Мама объявила повестку дня. Усевшись у стола, она сказала:
— Слушай, Лизель. Папа тебе сегодня кое-что скажет. — Дело нешуточное — Роза даже не
сказала «свинюха». Личный подвиг самоограничения. — Он поговорит с тобой, а ты слушай.
Поняла?
Девочка еще не успела проглотить.
— Поняла, свинюха?
Уже лучше.
Девочка кивнула.
Когда Лизель вернулась в спальню забрать одежду, тело на второй кровати повернулось на
другой бок и свернулось калачиком. Оно больше не было прямым бревном — вроде буквы «Z»,
оно пролегло из угла в угол кровати. Зигзагом через постель.
Теперь в усталом свете Лизель увидела его лицо. Рот у чужака открылся, а кожа была цвета
яичной скорлупы. Щеки и подбородок укрывала щетина, а уши твердые и плоские. Маленький,
но кривой нос.
— Лизель!
Она обернулась.
— Пошевеливайся!
И она пошевелилась — в ванную.
Переодевшись и выйдя в коридор, она поняла, что идти предстоит недалеко. Папа стоял у
двери в подвал. Он очень слабо улыбнулся, зажег лампу и повел ее вниз.
Среди кип свернутой холстины, в запахе краски Папа велел ей располагаться поудобнее. На
стене пламенели слова, пройденные ими когда-то.
— Мне надо тебе кое-что объяснить.
Лизель села на стопку холстин метровой высоты.

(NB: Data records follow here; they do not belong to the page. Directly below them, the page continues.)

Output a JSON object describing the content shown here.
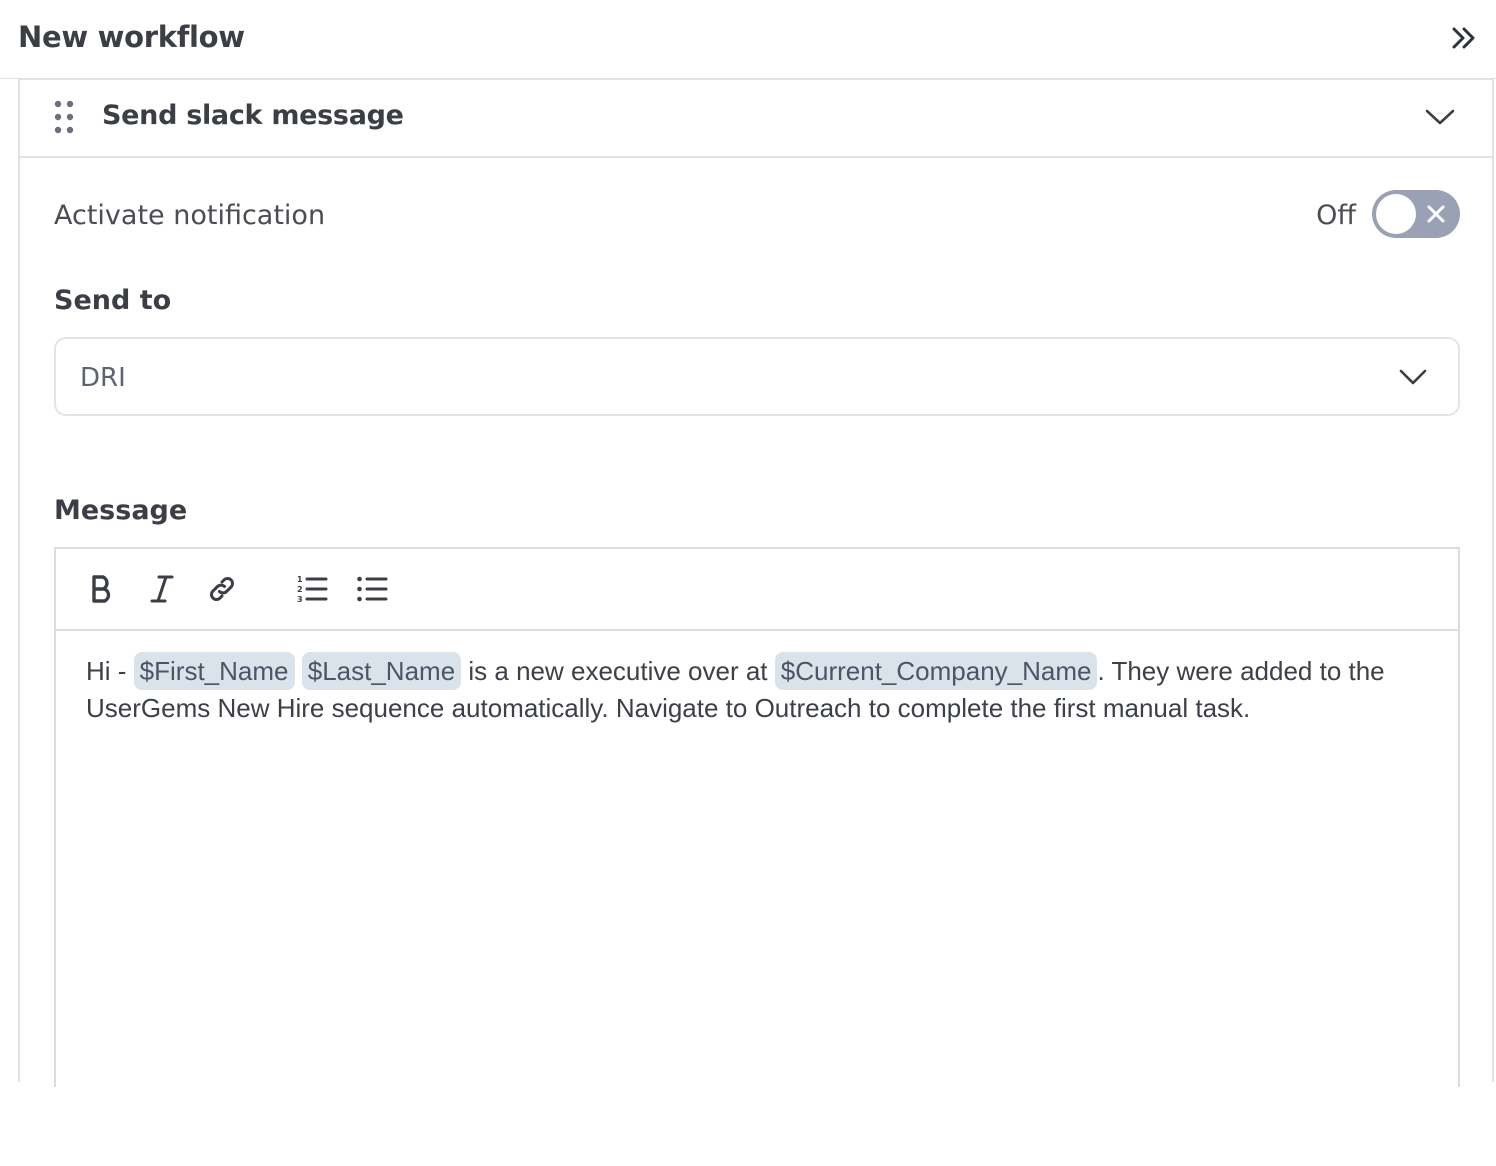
{
  "header": {
    "title": "New workflow",
    "collapse_icon": "double-chevron-right-icon"
  },
  "card": {
    "title": "Send slack message",
    "drag_icon": "drag-handle-icon",
    "chevron_icon": "chevron-down-icon"
  },
  "notification": {
    "label": "Activate notification",
    "state_label": "Off",
    "enabled": false
  },
  "send_to": {
    "label": "Send to",
    "value": "DRI"
  },
  "message": {
    "label": "Message",
    "toolbar": [
      "bold-icon",
      "italic-icon",
      "link-icon",
      "ordered-list-icon",
      "bullet-list-icon"
    ],
    "text_1": "Hi - ",
    "token_first": "$First_Name",
    "token_last": "$Last_Name",
    "text_2": " is a new executive over at ",
    "token_company": "$Current_Company_Name",
    "text_3": ". They were added to the UserGems New Hire sequence automatically. Navigate to Outreach to complete the first manual task."
  },
  "colors": {
    "border": "#dfe3e8",
    "toggle_off": "#9aa1b4",
    "token_bg": "#dbe3ea",
    "text": "#3b3e44"
  }
}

Папа — на пятнадцатилитровую банку с
краской. Пару минут он подбирал слова. Когда те явились, он встал на ноги, чтобы их
произнести. Потер глаза.
— Лизель, — начал он тихо. — Я не знал точно, что это все случится, и потому не говорил
тебе. Про меня. Про того человека наверху. — Папа прошелся из угла в угол, свет лампы умножал
его тень. Свет превращал Папу в великана, туда-сюда мотающегося по стене.
Когда он остановился, тень нависла за ним, наблюдая. Всегда ведь кто-то наблюдает.
— Знаешь мой аккордеон? — спросил Папа и повел рассказ.
Он рассказал о Первой мировой войне и об Эрике Ванденбурге, о поездке к вдове павшего
солдата.
— Малыш, который в тот день зашел в комнату, — тот человек наверху. Verstehst?
Понимаешь?
Книжная воришка сидела и слушала историю Ганса Хубермана. Та длилась добрый час, а
потом настал момент истины, который требовал весьма очевидной и непременной лекции.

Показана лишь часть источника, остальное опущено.